Это была шутка. Я была готова работать и больше, лишь бы муж оставался рядом со мной. Иногда, когда Самад уходил куда-то, я буквально металась по дому, как раненая птица, и не могла дождаться его возвращения. Я всё время смотрела на дверь и думала про себя: «Неужели нельзя эти два дня остаться дома и никуда не ходить?»
Он говорил, что у него есть дела, а я сама должна справляться со своими обязанностями, но я по нему скучала, а он не понимал, почему я хочу, чтобы он оставался со мной. Наверное, ему хотелось услышать от меня, что я люблю его и сильно скучаю, а вместо этого я опускала голову и молчала.
Муж старался проводить со мной как можно больше времени, но помочь мне он никак не мог. «Нехорошо, если я буду помогать своей жене на глазах у своих родителей, – говорил он. – Но даю слово, что когда у нас будет свой дом, я буду всё делать за тебя».
Бывало, он садился рядом и говорил:
– Ты делай свои дела и разговаривай со мной, а я буду на тебя смотреть.
– Лучше ты разговаривай, – отвечала я.
– Нет, ты, – говорил он. – Мне нравится, когда ты разговариваешь.

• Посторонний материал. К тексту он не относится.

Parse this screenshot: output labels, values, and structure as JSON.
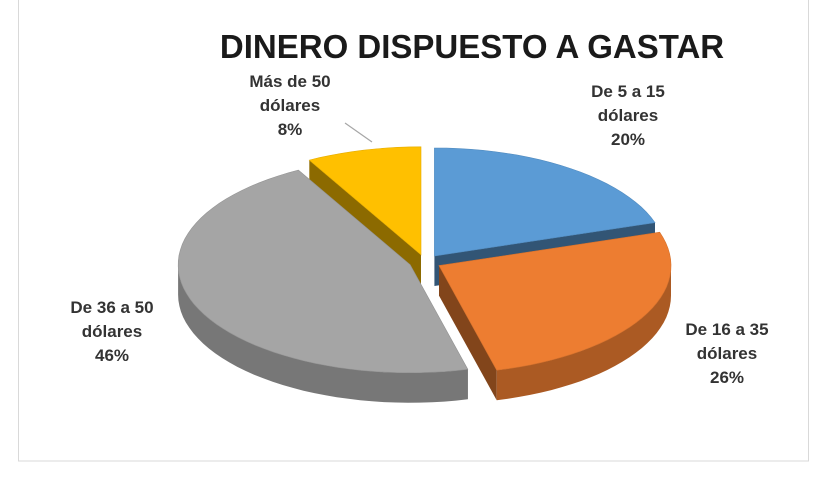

Когда я уезжаю в часть, то вспоминаю тебя и твой голос – и мне не так тоскливо.
Самад бывал дома наездами, и я старалась терпеть всё, пока он служит и пока мы не можем жить самостоятельно.
Близнецы понемногу росли. Когда мы выходили из дома, я каждый раз несла одного из них. Чаще всего я брала на руки Хамида. Помня о той ночи, когда он совершенной измучил нас и плакал до самого утра, я испытывала к нему материнские чувства. Когда люди видели меня с ним, то приговаривали, смеясь: «А мы и не заметили, когда ты родила».
Через месяц свекровь пришла в норму. Она вставала рано утром, поэтому мне приходилось делать это ещё раньше, засветло, чтобы растопить печь и помочь ей испечь хлеб. Я просыпалась ни свет ни заря, правда, иногда не могла вовремя подняться с кровати, и тогда свекровь сама топила печь и пекла хлеб. В эти дни я даже не осмеливалась выйти во двор. Проснувшись рано утром, я первым делом отодвигала занавеску и смотрела во двор. Если труба, которую мы ставили на печку, стояла у стены, я радовалась, понимая, что свекровь ещё не проснулась, но если труба была уже наверху, это означало, что я проспала.